Compaq, Dell play risky game of chicken in computer price war

June 20, 1992|By Fort Worth Star-Telegram

A new wave of price cuts that began this week in the personal computer business has set the stage for an old-fashioned Texas showdown between two of the industry's leading manufacturers.

Compaq Computer Corp. of Houston and Dell Computer Corp. of Austin, Texas, already appear to be on a collision course just days after Compaq introduced a line of low-priced computers designed to compete with Dell.

"It's like a game of chicken," said Jim Poyner, analyst with Rauscher Pierce Refsnes in Dallas. "They're pointing their cars at each other and steaming down the road just to see who goes in the ditch first."

At Dell's annual shareholders meeting Thursday in Austin, company officials seemed preoccupied with Compaq's introduction of its new line of computers earlier in the week, analysts said.

"We will not stand idly by while Compaq cuts its prices," Dell spokesman Roger Rydell said yesterday.

In what could be a foretaste of battles yet to come in the personal computer industry, Dell said it expects to turn up the pressure on Compaq with lower prices this month.

The price cuts, which are expected as part of Dell's introduction of products scheduled for June 29, will slash into the company's already razor-thin profit margins, the company said.

The prospects of lower profitability sent Dell's stock tumbling more than 20 percent, to $15.50 a share Thursday. The stock rebounded slightly yesterday, closing at $15.875.

The seemingly inevitable slide in PC prices leaves other manufacturers shaking their heads.

"Maybe the rest of us should just sit on the sidelines and let them beat each other up," said Ed Juge, a spokesman with Fort Worth-based Tandy Corp. "Prudent businessmen just can't cut prices much lower and expect to make money. Let's hope cooler heads prevail."

For now, Tandy expects to keep the prices of its personal computers at current levels, Mr. Juge said.

Tandy can afford to sidestep the Texas pricing war for at least the next few months without losing much market share, said Richard Shaffer, editor of the New York-based Computer Letter.

Tandy's advantage comes from its chain of Radio Shack consumer electronics stores nationwide, Mr. Shaffer said. The novice computer users who shop for equipment at Radio Shack are less likely to compare prices when shopping, Mr. Shaffer said.

With Tandy on the sidelines, Compaq and Dell are developing a rivalry as heated as the annual football game between Texas A&M and the University of Texas.
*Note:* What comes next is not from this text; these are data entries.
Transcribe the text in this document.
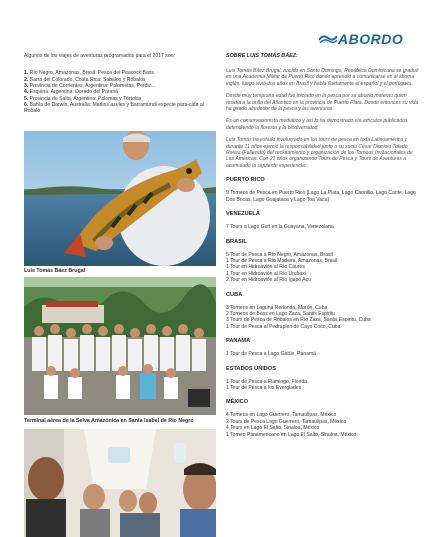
ABORDO

Algunos de los viajes de aventuras programados para el 2017 son:

1. Río Negro, Amazonas, Brasil: Pesca del Peacock Bass
2. Barra del Colorado, Costa Rica: Sábalos y Róbalos
3. Provincia de Corrientes, Argentina: Palometas, Perdiz...
4. Esquina, Argentina: Dorado del Paraná
5. Provincia de Salta, Argentina: Palomas y Tórtolas
6. Bahía de Darwin, Australia: Marlins azules y Barramundi especie para-cida al Robalo
Luis Tomás Báez Brugal
Terminal aérea de la Selva Amazónica en Santa Isabel de Río Negro
SOBRE LUIS TOMÁS BÁEZ:

Luis Tomás Báez Brugal, nacido en Santo Domingo, República Dominicana se graduó en una Academia Militar de Puerto Rico donde aprendió a comunicarse en el idioma inglés, luego vivió dos años en Brasil y habla fluidamente el español y el portugués.

Desde muy temprana edad fue iniciado en la pesca por su abuelo materno quien residía a la orilla del Atlántico en la provincia de Puerto Plata. Desde entonces su vida ha girado alrededor de la pesca y las aventuras.

Es un conservacionista mediático y así lo ha demostrado vía artículos publicados defendiendo la floresta y la biodiversidad.

Luis Tomás ha estado involucrado en los tours de pesca en toda Latinoamérica y durante 11 años ejerció la responsabilidad junto a su socio César Dionisio Toledo Rivera (Fallecido) del reclutamiento y organización de los Torneos Invitacionales de Las Américas. Con 21 años organizando Tours de Pesca y Tours de Aventuras a acumulado la siguiente experiencia:

PUERTO RICO
9 Torneos de Pesca en Puerto Rico [Lago La Plata, Lago Caonillo, Lago Carite, Lago Dos Bocas, Lago Guajataca y Lago Toa Vaca]
VENEZUELA
7 Tours a Lago Guri en la Guayana, Venezolana
BRASIL
5 Tour de Pesca a Río Negro, Amazonas, Brasil
1 Tour de Pesca a Río Madeira, Amazonas, Brasil
1 Tour en Hidroavión al Río Caurés
1 Tour en Hidroavión al Río Urubaxi
2 Tour en Hidroavión al Río Igapó Açu
CUBA
3 Torneos en Laguna Redonda, Morón, Cuba
2 Torneos de Bass en Lago Zaza, Santis Espiritu
3 Tours de Pesca de Róbalos en Río Zaza, Santis Espiritu, Cuba
1 Tour de Pesca al Pedraplen de Cayo Coco, Cuba
PANAMA
1 Tour de Pesca a Lago Gatún, Panamá
ESTADOS UNIDOS
1 Tour de Pesca a Flamingo, Florida
1 Tour de Pesca a los Everglades
MÉXICO
4 Torneos en Lago Guerrero, Tamaulipas, México
2 Tours de Pesca Lago Guerrero, Tamaulipas, México
4 Tours en Lago El Salto, Sinaloa, México
1 Torneo Panamericano en Lago El Salto, Sinaloa, México
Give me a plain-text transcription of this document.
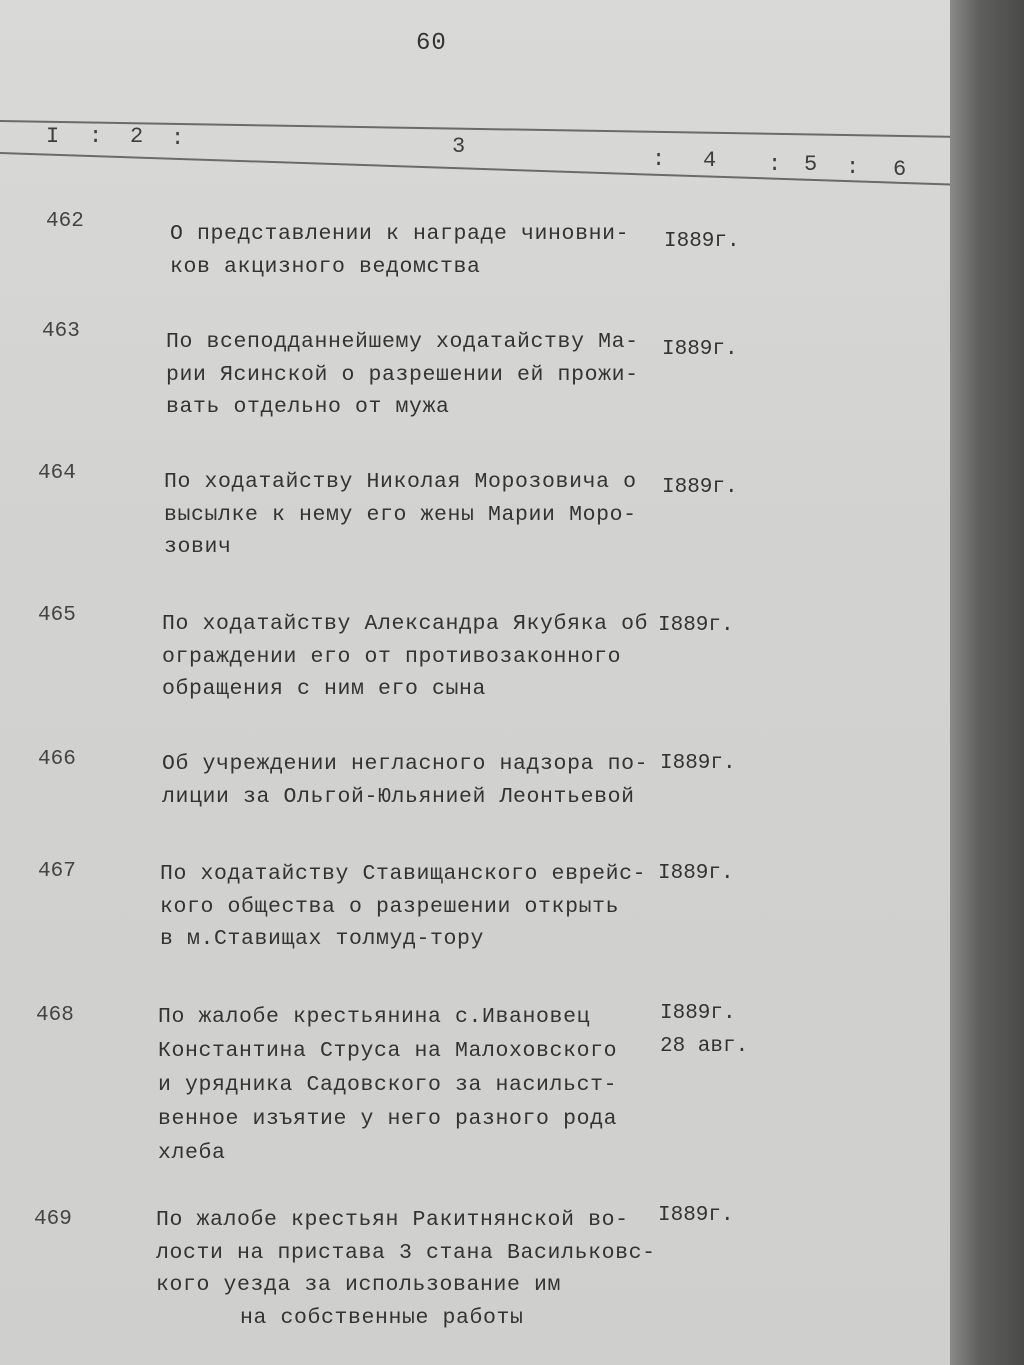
60
I : 2 :	3
: 4 : 5 : 6
462
О представлении к награде чиновни-
ков акцизного ведомства
I889г.
463	По всеподданнейшему ходатайству Ма-
рии Ясинской о разрешении ей прожи-
вать отдельно от мужа
I889г.
464	По ходатайству Николая Морозовича о
высылке к нему его жены Марии Моро-
зович
I889г.
465	По ходатайству Александра Якубяка об
ограждении его от противозаконного
обращения с ним его сына
I889г.
466	Об учреждении негласного надзора по-
лиции за Ольгой-Юльянией Леонтьевой
I889г.
467	По ходатайству Ставищанского еврейс-
кого общества о разрешении открыть
в м.Ставищах толмуд-тору
I889г.
468	По жалобе крестьянина с.Ивановец
Константина Струса на Малоховского
и урядника Садовского за насильст-
венное изъятие у него разного рода
хлеба
I889г.
28 авг.
469	По жалобе крестьян Ракитнянской во-
лости на пристава 3 стана Васильковс-
кого уезда за использование им
на собственные работы
I889г.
In past product introductions, Compaq typically would compare its new products to machines made by International Business Machines Corp. But Compaq officials never referred to IBM Monday. Instead, many of the company's comparisons focused on competing Dell products.

At Dell's annual meeting Thursday, Chairman Michael Dell repeatedly compared his company with the operations of a "Hypothetical Company C" in a thinly veiled reference to Compaq.

He chided the operations and pricing structure of this Hypothetical Company C, saying that its product announcement had not slowed Dell sales and that Dell's prices still remain slightly lower in most cases.

But Mr. Poyner said he wonders why additional price cuts are necessary if Mr. Dell truly believes his company has the upper hand.

"Dell seems fixated on revenue growth at the expense of anything else," Mr. Poyner said.

"They're very nervous that Compaq can get back in the saddle, and they're trying to kick them while they're still down."